Harlow shrugs. “As long as he isn’t a threat to any of us anymore, that’s all I care about.”
“What about Ezra?” Mav says, audibly swallowing. When we showed him the picture and told him about the call with Jasper, he collapsed onto the ground and sobbed for almost an hour. Now he’s more determined than I’ve ever seen him. The proof that Ezra has been alive this whole time lit a fire under his ass. His house is always clean now, and he’s always put together. It’s like he’s a whole new person.
“We have his trail. We just have to keep following it,” Harrison says, coming into the room.
“Where the hell did you come from?” I ask.
“Front door.”
“Your prints are in the system too?” I ask, second guessing how many requests I grant Harlow while she’s naked.
“Door was open,” he says, looking disappointed in me. I glare at Kai, who was the last one in here.
“Sorry, man. I rushed in here.” He at least looks guilty, which makes me feel a little better. My father-in-law is one scary motherfucker, and I don’t like when he looks at me like that.
“I don’t know what to do with myself right now,” Mav says.
“I think we can relax?” I say, also unsure.
“You go back on tour in two weeks,” Jo points out.
“Are you excited, Sunshine?” Mav asks her, grinning like an idiot.
“I have calls to make and emails to answer,” she says, pretending Mav hadn’t spoken and leaves.
“I think I’m growing on her,” Mav says, leaning back into the couch and smiling. We all laugh at his delusion but let him have it anyway. He has a look of a man who’s had a huge weight lifted off their shoulders.
“What are your plans for the first podcast episode?” I ask Harlow. It’s coming out next week. It coincides with the date that was supposed to be our last show in Boston before we had to move everything. The girls didn’t want to wait, thinking a delay before they even start wouldn’t help them gain listeners. We did our interviews as soon as we got home from Green Peak.
“We already recorded it,” Harlow says. “We went heavy on his disappearance and probable interference with the case. We asked the public for help specifically regarding that and asked them not to inundate our email with Ezra sightings.”
“That’s smart,” Harrison says.
“We don’t want people searching for him while we do, but I knew changing the topic of our first episode would either bring negative attention or get people’s curiosity so high that they interfere inadvertently.”
“So you kept it, but with a specific focus.

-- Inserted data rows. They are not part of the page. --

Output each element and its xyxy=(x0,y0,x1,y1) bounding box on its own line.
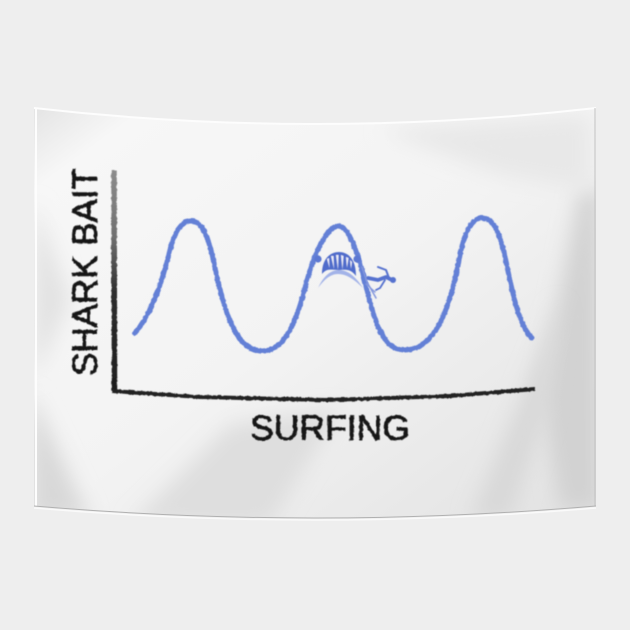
tapestry illustration xyxy=(34,107,596,520)
shark lower jaw xyxy=(318,270,363,288)
icon: surfer xyxy=(362,267,396,298)
shark eyes xyxy=(314,255,361,263)
shark mouth and teeth xyxy=(322,252,356,276)
y axis label: SHARK BAIT xyxy=(66,168,105,376)
tapestry cloth xyxy=(30,108,600,525)
x axis label: SURFING xyxy=(250,409,410,448)
icon: shark xyxy=(314,252,363,288)
chart axes xyxy=(112,170,535,400)
wave curve xyxy=(135,218,532,351)
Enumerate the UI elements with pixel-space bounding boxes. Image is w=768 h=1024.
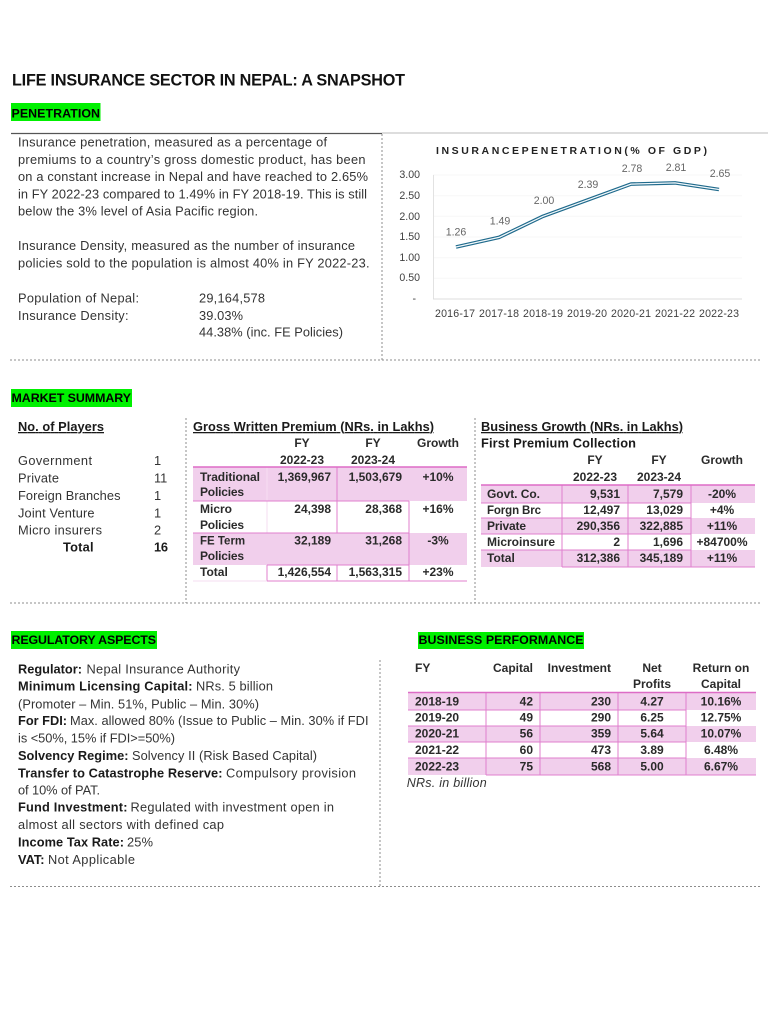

That’s a great idea,” Willa says.
“Thanks,” Harlow says, blushing.
“So, uh, not that I’m not glad you’re here, Harrison, but why are you here?” I ask.
“I just wanted to deliver the good news myself,” he says. “Police were able to find enough evidence to connect the men who kidnapped Harlow to Wolfe. Those charges are pending the district attorney reviewing them, but you can sleep easy knowing the guy that caused you pain is behind bars.”
Harlow sighs in relief, and slumps in her seat, her posture mirroring Maverick’s. Cora giggles and squishes Harlow’s cheeks together, making her laugh.
“There’s more,” Harrison says. “The guard at the prison that shot Brad and then herself. I found wire transfers from an offshore account for hundreds of thousands of dollars. She willed it all to her sick mother.”
“Jesus,” Willa mutters.
“I was able to trace those accounts back to Wolfe.”
“So he did it. All of it,” Mav says, his expression unreadable.
“It would appear that way,” Harrison confirms.
“Now what?” I ask, genuinely not knowing what to do with myself.
“Now we find Ezra,” Harlow says with so much confidence I believe her.
And if anyone can do it, it’s my wife.